Jonathan Alter tells the epic story of an enigmatic man of faith and his improbable journey from barefoot boy to global icon. Alter paints an intimate and surprising portrait of the only president since Thomas Jefferson who can fairly be called a Renaissance Man, a complex figure – ridiculed and later revered – with piercing intelligence, prickly intensity, and biting wit beneath the patented smile. Here is a moral exemplar for our times, a flawed but underrated president of decency and vision was committed to telling the truth to the American people.

Growing up in one of the meanest counties in the Jim Crow South, Carter is the only American president who essentially lived in three centuries: his early life on the farm in the 1920s without electricity or running water might as well have been in the 19th; his presidency put him at the center of major events in the 20th, and his efforts on conflict resolution and global health set him on the cutting edge of the challenges of the 21st.

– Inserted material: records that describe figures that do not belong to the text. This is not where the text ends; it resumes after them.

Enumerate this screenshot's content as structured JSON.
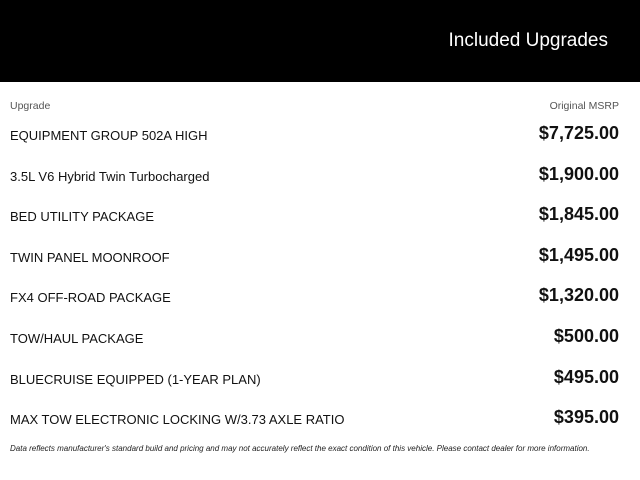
{
  "header": {
    "title": "Included Upgrades"
  },
  "table": {
    "col_upgrade": "Upgrade",
    "col_msrp": "Original MSRP",
    "rows": [
      {
        "name": "EQUIPMENT GROUP 502A HIGH",
        "price": "$7,725.00"
      },
      {
        "name": "3.5L V6 Hybrid Twin Turbocharged",
        "price": "$1,900.00"
      },
      {
        "name": "BED UTILITY PACKAGE",
        "price": "$1,845.00"
      },
      {
        "name": "TWIN PANEL MOONROOF",
        "price": "$1,495.00"
      },
      {
        "name": "FX4 OFF-ROAD PACKAGE",
        "price": "$1,320.00"
      },
      {
        "name": "TOW/HAUL PACKAGE",
        "price": "$500.00"
      },
      {
        "name": "BLUECRUISE EQUIPPED (1-YEAR PLAN)",
        "price": "$495.00"
      },
      {
        "name": "MAX TOW ELECTRONIC LOCKING W/3.73 AXLE RATIO",
        "price": "$395.00"
      }
    ]
  },
  "disclaimer": "Data reflects manufacturer's standard build and pricing and may not accurately reflect the exact condition of this vehicle. Please contact dealer for more information."
}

Drawing on fresh archival material and five years of extensive access to Carter and his entire family, Alter traces how he evolved from a timid, bookish child – raised mostly by a Black woman farmhand – into an ambitious naval nuclear engineer, writing passionate never-before-published love letters from sea to his wife and full partner, Rosalynn; a peanut farmer and civic leader whose guilt over staying silent during the civil rights movement and not confronting the white terrorism around him helped power his quest for racial justice at home and abroad; an obscure, born-again governor whose brilliant 1976 campaign demolished the racist wing of the Democratic Party and took him from zero percent to the presidency; a stubborn outsider who failed politically amid the bad economy of the 1970s and the seizure of American hostages in Iran but succeeded in engineering peace between Israel and Egypt, amassing a historic environmental record, moving the government from tokenism to diversity, setting a new global standard for human rights, and normalizing relations with China among other unheralded and far-sighted achievements. After leaving office, Carter eradicated diseases, built houses for the poor, and taught Sunday school into his mid-90s.

This engrossing, monumental biography will change our understanding of perhaps the most misunderstood president in American history.